Ровно посередине моего туловища, от живота вверх, шел жуткий шрам, грубо зашитый толстыми черными нитками. От ужаса у меня все мысли будто заледенели. Что это такое? Это не мое тело! Безжизненное, серое, ни проблеска розовато-бежевого цвета нормальной кожи. Да, конечно, я болен, но не до такой же степени!
В сгибы моих локтей и в бедра были воткнуты иголки, от них тянулись трубки к прозрачным емкостям. И хуже всего было то, что я не чувствовал ни этих иголок, ни свежего шрама: судя по виду, все это должно было отчаянно болеть, но боль отсутствовала. Я потрясенно коснулся пальцами шрама, нажал сильнее – никаких тактильных ощущений, будто трогаешь чужое тело.
– Не чувссссст! – простонал я.
– Да, с осязанием может быть не очень хорошо, – закивал Бен и поправил пенсне. – Нервные связи уже не те, что прежде, чего ты хочешь. Еще, как мне пока что удалось установить, сильно страдают обоняние и вкусовые рецепторы. Вот, держи. Чем пахнет?
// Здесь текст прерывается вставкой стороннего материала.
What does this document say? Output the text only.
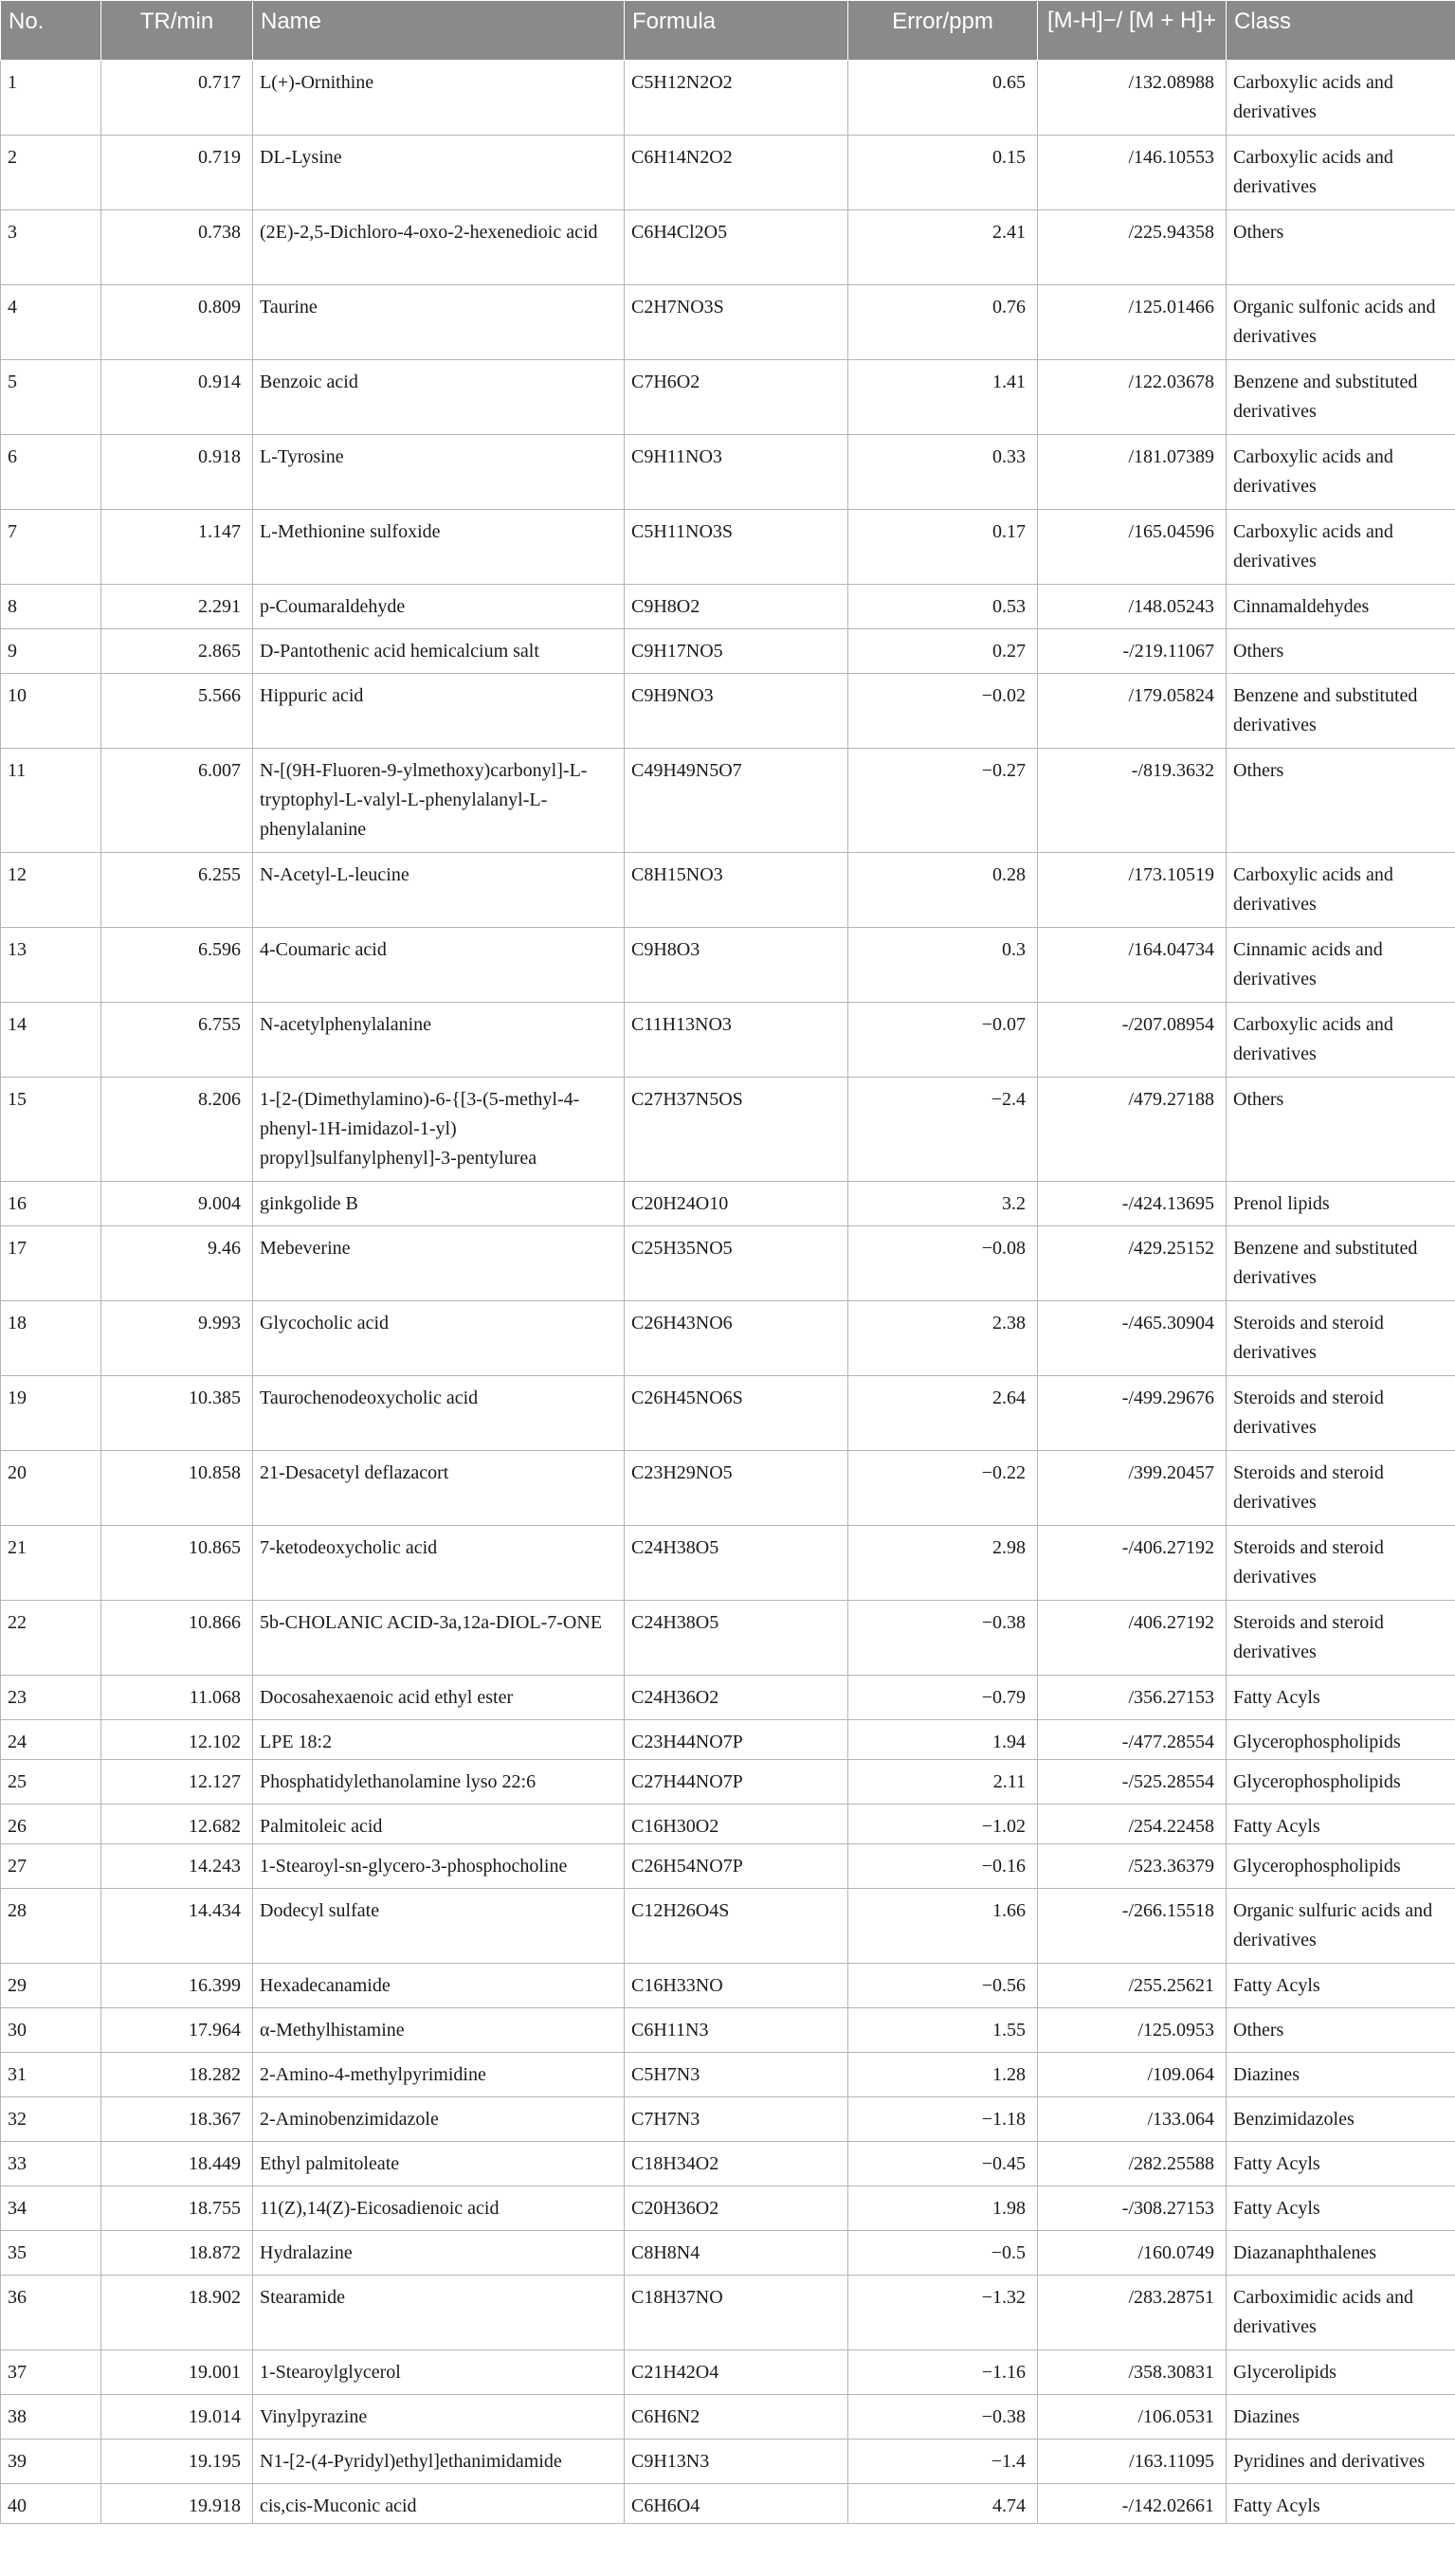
No.	TR/min	Name	Formula	Error/ppm	[M-H]−/ [M + H]+	Class
1	0.717	L(+)-Ornithine	C5H12N2O2	0.65	/132.08988	Carboxylic acids and derivatives
2	0.719	DL-Lysine	C6H14N2O2	0.15	/146.10553	Carboxylic acids and derivatives
3	0.738	(2E)-2,5-Dichloro-4-oxo-2-hexenedioic acid	C6H4Cl2O5	2.41	/225.94358	Others
4	0.809	Taurine	C2H7NO3S	0.76	/125.01466	Organic sulfonic acids and derivatives
5	0.914	Benzoic acid	C7H6O2	1.41	/122.03678	Benzene and substituted derivatives
6	0.918	L-Tyrosine	C9H11NO3	0.33	/181.07389	Carboxylic acids and derivatives
7	1.147	L-Methionine sulfoxide	C5H11NO3S	0.17	/165.04596	Carboxylic acids and derivatives
8	2.291	p-Coumaraldehyde	C9H8O2	0.53	/148.05243	Cinnamaldehydes
9	2.865	D-Pantothenic acid hemicalcium salt	C9H17NO5	0.27	-/219.11067	Others
10	5.566	Hippuric acid	C9H9NO3	−0.02	/179.05824	Benzene and substituted derivatives
11	6.007	N-[(9H-Fluoren-9-ylmethoxy)carbonyl]-L-tryptophyl-L-valyl-L-phenylalanyl-L-phenylalanine	C49H49N5O7	−0.27	-/819.3632	Others
12	6.255	N-Acetyl-L-leucine	C8H15NO3	0.28	/173.10519	Carboxylic acids and derivatives
13	6.596	4-Coumaric acid	C9H8O3	0.3	/164.04734	Cinnamic acids and derivatives
14	6.755	N-acetylphenylalanine	C11H13NO3	−0.07	-/207.08954	Carboxylic acids and derivatives
15	8.206	1-[2-(Dimethylamino)-6-{[3-(5-methyl-4-phenyl-1H-imidazol-1-yl) propyl]sulfanylphenyl]-3-pentylurea	C27H37N5OS	−2.4	/479.27188	Others
16	9.004	ginkgolide B	C20H24O10	3.2	-/424.13695	Prenol lipids
17	9.46	Mebeverine	C25H35NO5	−0.08	/429.25152	Benzene and substituted derivatives
18	9.993	Glycocholic acid	C26H43NO6	2.38	-/465.30904	Steroids and steroid derivatives
19	10.385	Taurochenodeoxycholic acid	C26H45NO6S	2.64	-/499.29676	Steroids and steroid derivatives
20	10.858	21-Desacetyl deflazacort	C23H29NO5	−0.22	/399.20457	Steroids and steroid derivatives
21	10.865	7-ketodeoxycholic acid	C24H38O5	2.98	-/406.27192	Steroids and steroid derivatives
22	10.866	5b-CHOLANIC ACID-3a,12a-DIOL-7-ONE	C24H38O5	−0.38	/406.27192	Steroids and steroid derivatives
23	11.068	Docosahexaenoic acid ethyl ester	C24H36O2	−0.79	/356.27153	Fatty Acyls
24	12.102	LPE 18:2	C23H44NO7P	1.94	-/477.28554	Glycerophospholipids
25	12.127	Phosphatidylethanolamine lyso 22:6	C27H44NO7P	2.11	-/525.28554	Glycerophospholipids
26	12.682	Palmitoleic acid	C16H30O2	−1.02	/254.22458	Fatty Acyls
27	14.243	1-Stearoyl-sn-glycero-3-phosphocholine	C26H54NO7P	−0.16	/523.36379	Glycerophospholipids
28	14.434	Dodecyl sulfate	C12H26O4S	1.66	-/266.15518	Organic sulfuric acids and derivatives
29	16.399	Hexadecanamide	C16H33NO	−0.56	/255.25621	Fatty Acyls
30	17.964	α-Methylhistamine	C6H11N3	1.55	/125.0953	Others
31	18.282	2-Amino-4-methylpyrimidine	C5H7N3	1.28	/109.064	Diazines
32	18.367	2-Aminobenzimidazole	C7H7N3	−1.18	/133.064	Benzimidazoles
33	18.449	Ethyl palmitoleate	C18H34O2	−0.45	/282.25588	Fatty Acyls
34	18.755	11(Z),14(Z)-Eicosadienoic acid	C20H36O2	1.98	-/308.27153	Fatty Acyls
35	18.872	Hydralazine	C8H8N4	−0.5	/160.0749	Diazanaphthalenes
36	18.902	Stearamide	C18H37NO	−1.32	/283.28751	Carboximidic acids and derivatives
37	19.001	1-Stearoylglycerol	C21H42O4	−1.16	/358.30831	Glycerolipids
38	19.014	Vinylpyrazine	C6H6N2	−0.38	/106.0531	Diazines
39	19.195	N1-[2-(4-Pyridyl)ethyl]ethanimidamide	C9H13N3	−1.4	/163.11095	Pyridines and derivatives
40	19.918	cis,cis-Muconic acid	C6H6O4	4.74	-/142.02661	Fatty Acyls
Он подставил мне под нос какую-то склянку. Она совершенно ничем не пахла.
– Не морщишься, хм-м, плохо. Это нашатырный спирт, очень вонючий, аж глаза слезятся. Ну, у тех, у кого работают слезные протоки. – Он закрутил склянку. – Та-ак. Теперь проверим, что со вкусовыми рецепторами. Глаза закрой, рот открой.
Я замотал головой. Мне было страшно до одури.
– Ну же, Джонни. Прояви хоть немного благодарности и помоги науке!
Наверное, так чувствуют себя дети, когда их собираются выпороть. Ты слишком маленький и беспомощный, чтобы возражать, с тобой все равно сделают то, что посчитают нужным. Я закрыл глаза и приоткрыл рот. Бен вложил мне в рот что-то, похожее на кусок картона.
– Кстати, язык у тебя черный, – светским тоном сообщил Бен. – Не пугайся, если увидишь. Ты, видимо, прикусил его после удара, тут уж ничего не сделать. Ну как, узнаешь вкус?
Но я не узнал, даже когда по его указаниям захлопнул рот и пожевал. Бен торжественно извлек картон из моего рта и показал мне. Это оказался ломтик лимона.
– Итак, вкус и обоняние утеряны. Ну и ладно. Зрение, слух и речь сохранены, уже неплохо, а? – Бен ловко вытащил из моих вен иголки и промокнул тряпкой выступившую на месте уколов прозрачную жидкость. – Теперь пройдись.
Я покорно вцепился в край стола, на котором лежал, и сполз, кое-как нащупав ногами пол.
– Вперед, – скомандовал Бен. – Вес тела может ощущаться странно, ты теперь легче.
Я отцепился от края, пошатнулся, но успел выставить ногу вперед и нелепо замер. Потом осторожно шагнул.